Transatlantic splits push dollar higher
By Delphine Strauss and Stephen Foley in London and Michael Mackenzie in New York. This article originally appeared on the Financial Times website, FT.com on September 9th, 2014
Investors are chasing the US dollar to new highs against a broadening range of currencies, as markets adjust to the diverging outlook for the world’s major economies and the prospect of interest rate hikes by the Federal Reserve.
The dollar hit a six-year high of Y106.39 against the yen on Tuesday and climbed to its highest level in 14 months against a basket of currencies.The dollar’s rally underlines the contrasting monetary policies on both sides of the Atlantic. The European Central Bank is expected to loosen policy further to combat the threat of deflation even as the Fed prepares to set out new details on how quickly it will raise rates.
“We’re moving into a new phase. QE3 will no longer be around in a couple of months’ time and we’re moving towards the first rate hike,” said Stephen Jen, head of the hedge fund SLJMacro. “An undervalued dollar has a chance of finding its normal level … having been depressed by the Fed.”
The weakening economic outlook in the eurozone and Japan, combined with a new hint that Fed policy makers could change their guidance on interest rates, have shaken the $5tn-a-day foreign exchange market out of a period of record low volatility.
While the 6 per cent rise in the dollar index since early July has largely been a result of monetary easing by the ECB, the dollar has this week drawn its strength from developments in the US. Tuesday’s bounce came after the San Francisco regional Fed published research suggesting the market was underpricing the pace at which the Fed could raise interest rates once it began.
“The market has been very significantly lowballing the timing and speed of US tightening,” said Steve Englander, a strategist at Citigroup. “This is the first inkling that there may be a US story that is not as market-friendly as is now priced in.
Emerging markets currencies that are especially sensitive to US interest rates have fallen this week. The Turkish lira, South African rand and Mexican peso are among the worst performers.
Investors had already built up big trades against the euro and the yen in futures markets, betting that both the ECB and Bank of Japan could step up stimulus. Market expectations suggest the ECB will ease policy further in the coming months as it grapples with a stagnating economy and falling inflation.
Meanwhile uncertainty over the Scottish independence vote and the timing of the first Bank of England rate hike has hit sterling, which suffered its biggest one-day fall in more than a year on Monday before stabilising on Tuesday.
Hedge funds who bet heavily on the dollar and rising US rates at the start of 2014 have been frustrated for much of this year by a dovish Fed, the effects of a bitter US winter on growth, and the euro’s unexpected resilience.
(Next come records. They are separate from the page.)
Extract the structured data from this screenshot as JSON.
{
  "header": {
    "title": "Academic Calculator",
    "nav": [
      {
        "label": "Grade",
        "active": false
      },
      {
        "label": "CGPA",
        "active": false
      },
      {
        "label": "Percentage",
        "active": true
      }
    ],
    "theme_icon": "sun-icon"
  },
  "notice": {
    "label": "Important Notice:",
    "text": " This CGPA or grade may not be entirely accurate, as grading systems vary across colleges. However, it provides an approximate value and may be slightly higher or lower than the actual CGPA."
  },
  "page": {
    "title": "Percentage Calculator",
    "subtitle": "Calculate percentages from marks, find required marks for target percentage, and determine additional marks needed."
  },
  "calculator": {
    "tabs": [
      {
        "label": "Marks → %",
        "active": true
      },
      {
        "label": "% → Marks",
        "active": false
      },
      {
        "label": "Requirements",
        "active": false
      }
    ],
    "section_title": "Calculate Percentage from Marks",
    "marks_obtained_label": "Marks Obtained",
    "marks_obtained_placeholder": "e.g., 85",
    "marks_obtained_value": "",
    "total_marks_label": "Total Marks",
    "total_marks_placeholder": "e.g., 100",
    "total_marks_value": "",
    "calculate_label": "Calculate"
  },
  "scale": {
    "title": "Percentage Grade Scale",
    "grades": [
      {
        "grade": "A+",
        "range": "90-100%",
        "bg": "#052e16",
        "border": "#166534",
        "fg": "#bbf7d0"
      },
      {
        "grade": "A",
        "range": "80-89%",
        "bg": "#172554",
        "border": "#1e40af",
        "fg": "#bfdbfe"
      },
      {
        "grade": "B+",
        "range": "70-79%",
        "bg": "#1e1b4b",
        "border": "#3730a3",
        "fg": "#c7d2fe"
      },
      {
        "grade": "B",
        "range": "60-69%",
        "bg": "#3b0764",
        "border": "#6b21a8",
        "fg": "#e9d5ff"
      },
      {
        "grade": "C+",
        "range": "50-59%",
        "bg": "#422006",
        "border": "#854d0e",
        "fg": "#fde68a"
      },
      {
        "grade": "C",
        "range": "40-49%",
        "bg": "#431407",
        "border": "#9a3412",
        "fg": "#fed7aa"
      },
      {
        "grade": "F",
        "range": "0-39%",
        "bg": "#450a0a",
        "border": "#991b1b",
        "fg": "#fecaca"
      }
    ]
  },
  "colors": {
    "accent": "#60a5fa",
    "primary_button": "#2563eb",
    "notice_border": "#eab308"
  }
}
Instead, continued stimulus across the developed world kept volatility at record lows across asset classes.
The rally may offer relief to some of the world’s biggest hedge funds. Macro hedge fund managers including Paul Tudor Jones and Rob Citrone are in the red for the year to date, but the industry performed better in August as the dollar rebounded. The Eurekahedge Macro Hedge Fund Index rose 1.07 per cent last month, taking gains for the year to date to 1.68 per cent.
Marc Chandler, head of global markets strategy at Brown Brothers Harriman said: “The divergence is picking up steam and weighing on the euro and lifting the dollar. The US is in the lead, with the eurozone and Japan at the other end of the central banking policy scale.”